DIGITAL LIBRARY
SEMIVIRTUAL SIMULATION METHODOLOGY APPLIED TO A LAW SUBJECT
Universitat Rovira i Virgili (SPAIN)
About this paper:
Appears in: EDULEARN09 Proceedings
Publication year: 2009
Pages: 4057-4068
ISBN: 978-84-612-9801-3
ISSN: 2340-1117
Conference name: 1st International Conference on Education and New Learning Technologies
Dates: 6-8 July, 2009
Location: Barcelona ,Spain
Abstract:
The present paper analyses our experience of using a simulation methodology in the subject Practicum II which is part of the training for specialization in Business and Contract Law, which is studied during the first semester of the final year of the degree programme in Law at the Faculty of Legal Sciences, Rovira i Virgili University. Specifically, this subject incorporates the integrated application of the knowledge the students have acquired after studying civil, procedural and private international law.
This means that the subject is taught by three different lecturers each belonging to one of these areas of knowledge. As soon as the Practicum II had been assigned to the three lecturers, they met to draw up the teaching plan for the subject, and asked themselves what would be the best teaching methodology for achieving the subject’s learning aims. The experience of other lecturers who had taught this subject in previous years showed that an innovative teaching method would be most appropriate, specifically a simulation methodology.
It was therefore decided to simulate a judicial proceeding. To do so, three cases were designed, each one focusing on different theoretical aspects, but at the same time combining material from civil, procedural and international and interregional law. The students were put into groups of three so that they held a different position in each one: solicitor for the plaintiff and for the defendant or judge. The planning and the timing, as far as possible, were determined by the procedural rules applicable to each proceeding.

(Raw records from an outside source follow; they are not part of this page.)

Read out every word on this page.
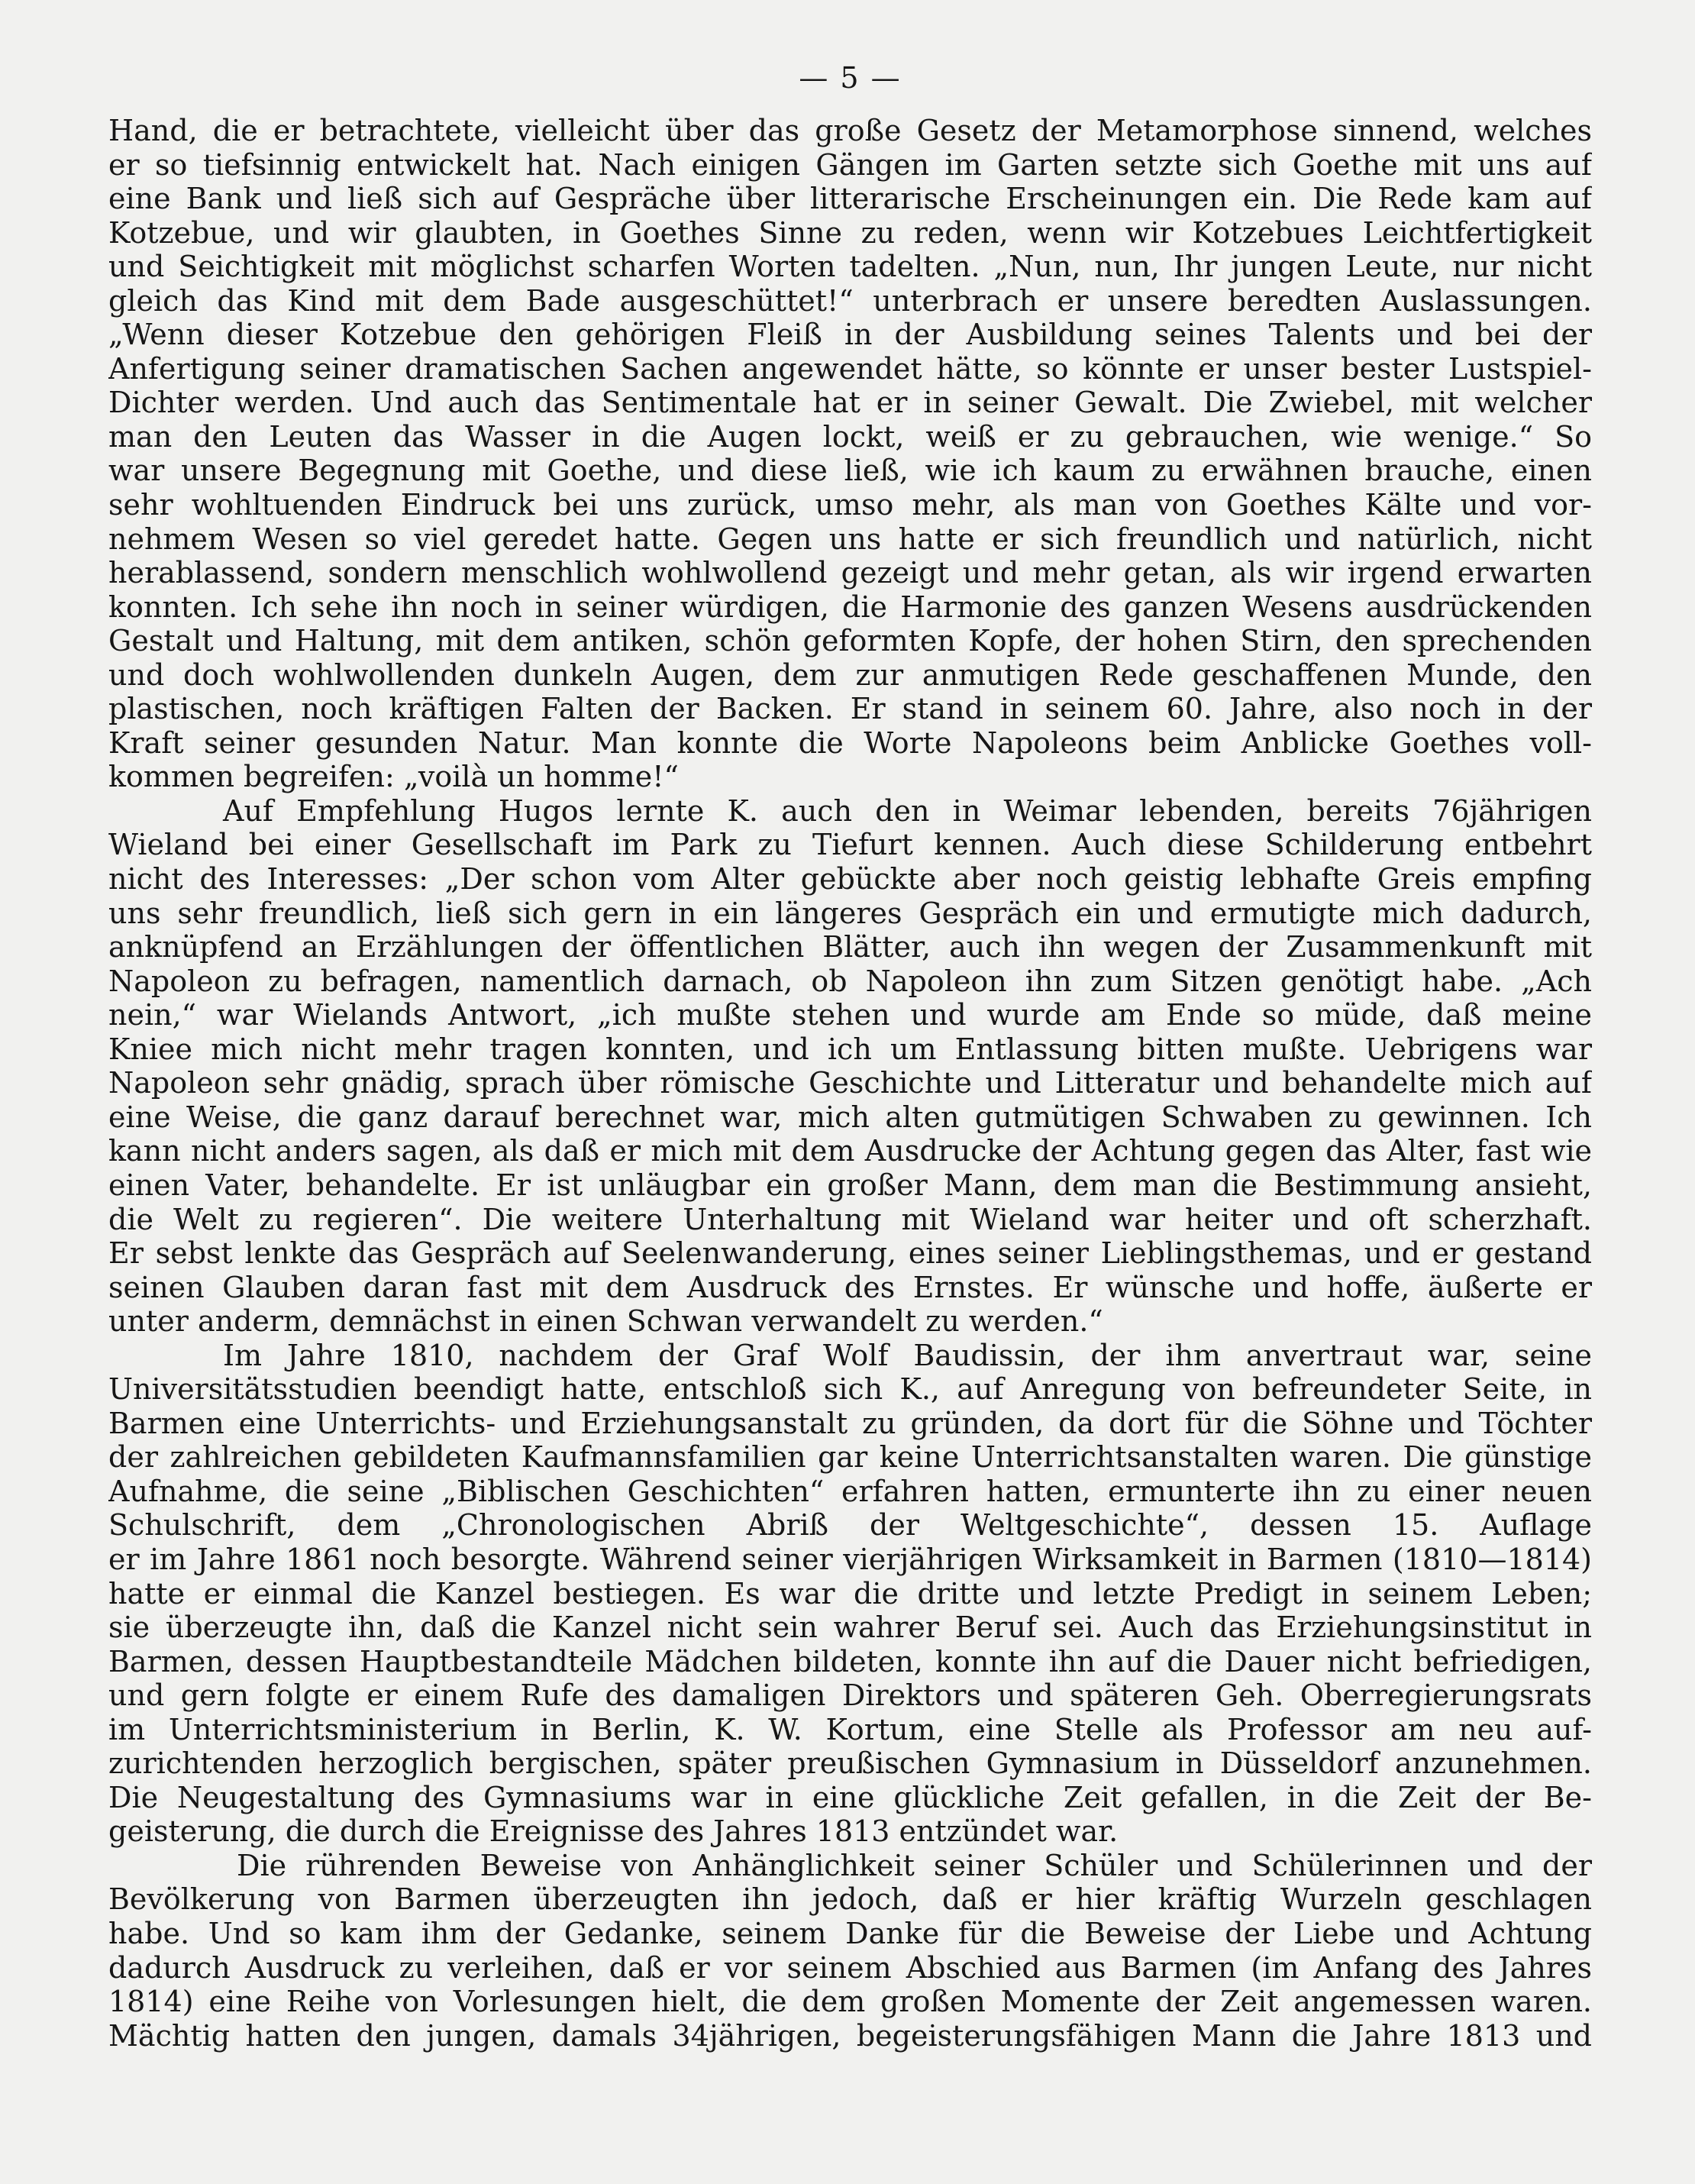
— 5 —
Hand, die er betrachtete, vielleicht über das große Gesetz der Metamorphose sinnend, welches
er so tiefsinnig entwickelt hat. Nach einigen Gängen im Garten setzte sich Goethe mit uns auf
eine Bank und ließ sich auf Gespräche über litterarische Erscheinungen ein. Die Rede kam auf
Kotzebue, und wir glaubten, in Goethes Sinne zu reden, wenn wir Kotzebues Leichtfertigkeit
und Seichtigkeit mit möglichst scharfen Worten tadelten. „Nun, nun, Ihr jungen Leute, nur nicht
gleich das Kind mit dem Bade ausgeschüttet!“ unterbrach er unsere beredten Auslassungen.
„Wenn dieser Kotzebue den gehörigen Fleiß in der Ausbildung seines Talents und bei der
Anfertigung seiner dramatischen Sachen angewendet hätte, so könnte er unser bester Lustspiel-
Dichter werden. Und auch das Sentimentale hat er in seiner Gewalt. Die Zwiebel, mit welcher
man den Leuten das Wasser in die Augen lockt, weiß er zu gebrauchen, wie wenige.“ So
war unsere Begegnung mit Goethe, und diese ließ, wie ich kaum zu erwähnen brauche, einen
sehr wohltuenden Eindruck bei uns zurück, umso mehr, als man von Goethes Kälte und vor-
nehmem Wesen so viel geredet hatte. Gegen uns hatte er sich freundlich und natürlich, nicht
herablassend, sondern menschlich wohlwollend gezeigt und mehr getan, als wir irgend erwarten
konnten. Ich sehe ihn noch in seiner würdigen, die Harmonie des ganzen Wesens ausdrückenden
Gestalt und Haltung, mit dem antiken, schön geformten Kopfe, der hohen Stirn, den sprechenden
und doch wohlwollenden dunkeln Augen, dem zur anmutigen Rede geschaffenen Munde, den
plastischen, noch kräftigen Falten der Backen. Er stand in seinem 60. Jahre, also noch in der
Kraft seiner gesunden Natur. Man konnte die Worte Napoleons beim Anblicke Goethes voll-
kommen begreifen: „voilà un homme!“
Auf Empfehlung Hugos lernte K. auch den in Weimar lebenden, bereits 76jährigen
Wieland bei einer Gesellschaft im Park zu Tiefurt kennen. Auch diese Schilderung entbehrt
nicht des Interesses: „Der schon vom Alter gebückte aber noch geistig lebhafte Greis empfing
uns sehr freundlich, ließ sich gern in ein längeres Gespräch ein und ermutigte mich dadurch,
anknüpfend an Erzählungen der öffentlichen Blätter, auch ihn wegen der Zusammenkunft mit
Napoleon zu befragen, namentlich darnach, ob Napoleon ihn zum Sitzen genötigt habe. „Ach
nein,“ war Wielands Antwort, „ich mußte stehen und wurde am Ende so müde, daß meine
Kniee mich nicht mehr tragen konnten, und ich um Entlassung bitten mußte. Uebrigens war
Napoleon sehr gnädig, sprach über römische Geschichte und Litteratur und behandelte mich auf
eine Weise, die ganz darauf berechnet war, mich alten gutmütigen Schwaben zu gewinnen. Ich
kann nicht anders sagen, als daß er mich mit dem Ausdrucke der Achtung gegen das Alter, fast wie
einen Vater, behandelte. Er ist unläugbar ein großer Mann, dem man die Bestimmung ansieht,
die Welt zu regieren“. Die weitere Unterhaltung mit Wieland war heiter und oft scherzhaft.
Er sebst lenkte das Gespräch auf Seelenwanderung, eines seiner Lieblingsthemas, und er gestand
seinen Glauben daran fast mit dem Ausdruck des Ernstes. Er wünsche und hoffe, äußerte er
unter anderm, demnächst in einen Schwan verwandelt zu werden.“
Im Jahre 1810, nachdem der Graf Wolf Baudissin, der ihm anvertraut war, seine
Universitätsstudien beendigt hatte, entschloß sich K., auf Anregung von befreundeter Seite, in
Barmen eine Unterrichts- und Erziehungsanstalt zu gründen, da dort für die Söhne und Töchter
der zahlreichen gebildeten Kaufmannsfamilien gar keine Unterrichtsanstalten waren. Die günstige
Aufnahme, die seine „Biblischen Geschichten“ erfahren hatten, ermunterte ihn zu einer neuen
Schulschrift, dem „Chronologischen Abriß der Weltgeschichte“, dessen 15. Auflage
er im Jahre 1861 noch besorgte. Während seiner vierjährigen Wirksamkeit in Barmen (1810—1814)
hatte er einmal die Kanzel bestiegen. Es war die dritte und letzte Predigt in seinem Leben;
sie überzeugte ihn, daß die Kanzel nicht sein wahrer Beruf sei. Auch das Erziehungsinstitut in
Barmen, dessen Hauptbestandteile Mädchen bildeten, konnte ihn auf die Dauer nicht befriedigen,
und gern folgte er einem Rufe des damaligen Direktors und späteren Geh. Oberregierungsrats
im Unterrichtsministerium in Berlin, K. W. Kortum, eine Stelle als Professor am neu auf-
zurichtenden herzoglich bergischen, später preußischen Gymnasium in Düsseldorf anzunehmen.
Die Neugestaltung des Gymnasiums war in eine glückliche Zeit gefallen, in die Zeit der Be-
geisterung, die durch die Ereignisse des Jahres 1813 entzündet war.
Die rührenden Beweise von Anhänglichkeit seiner Schüler und Schülerinnen und der
Bevölkerung von Barmen überzeugten ihn jedoch, daß er hier kräftig Wurzeln geschlagen
habe. Und so kam ihm der Gedanke, seinem Danke für die Beweise der Liebe und Achtung
dadurch Ausdruck zu verleihen, daß er vor seinem Abschied aus Barmen (im Anfang des Jahres
1814) eine Reihe von Vorlesungen hielt, die dem großen Momente der Zeit angemessen waren.
Mächtig hatten den jungen, damals 34jährigen, begeisterungsfähigen Mann die Jahre 1813 und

In order to give greater realism to the simulation, the papers were presented and registered at the Secretary’s Office of the Department of Private Law, which was asked to collaborate by acting as the Court’s Office. Likewise, each of the preliminary hearings and oral proceedings followed all the prescribed formalities such as, among others, the use of gowns that had been kindly lent by the College of Solicitors of Tarragona. The participants were also recorded, just as they would have been in a real judicial proceeding.
All the materials that would serve as a guide for carrying out the activity, that is, the cases, the roles assigned to each student, the work plan and, in particular, the evaluation criteria were available on the university’s virtual teaching platform.
Each student could ask for a tutorial with each lecturer and for each case to resolve any questions he or she might have regarding the simulation. This option improves the autonomy and personal responsibility that the student should have regarding their own learning, these being precisely the qualities that this kind of teaching methodology encourages. To obtain these tutorials, the students first had to write an email in which they had to indicate briefly the aspects they wished to discuss. The involvement of the lecturers, therefore, was very much reduced to merely accompanying the students rather than helping them to resolve questions regarding the contents of the cases. The reason is that to do so would be to favour a particular student in detriment to another, because the lecturer would be favouring a particular student if he or she were to comment on that student’s papers. For the same reason, although each lecturer corrected a copy of each of the students papers to determine the level of their work and to have a better handle on the subsequent oral proceedings, these corrections were not returned to the students.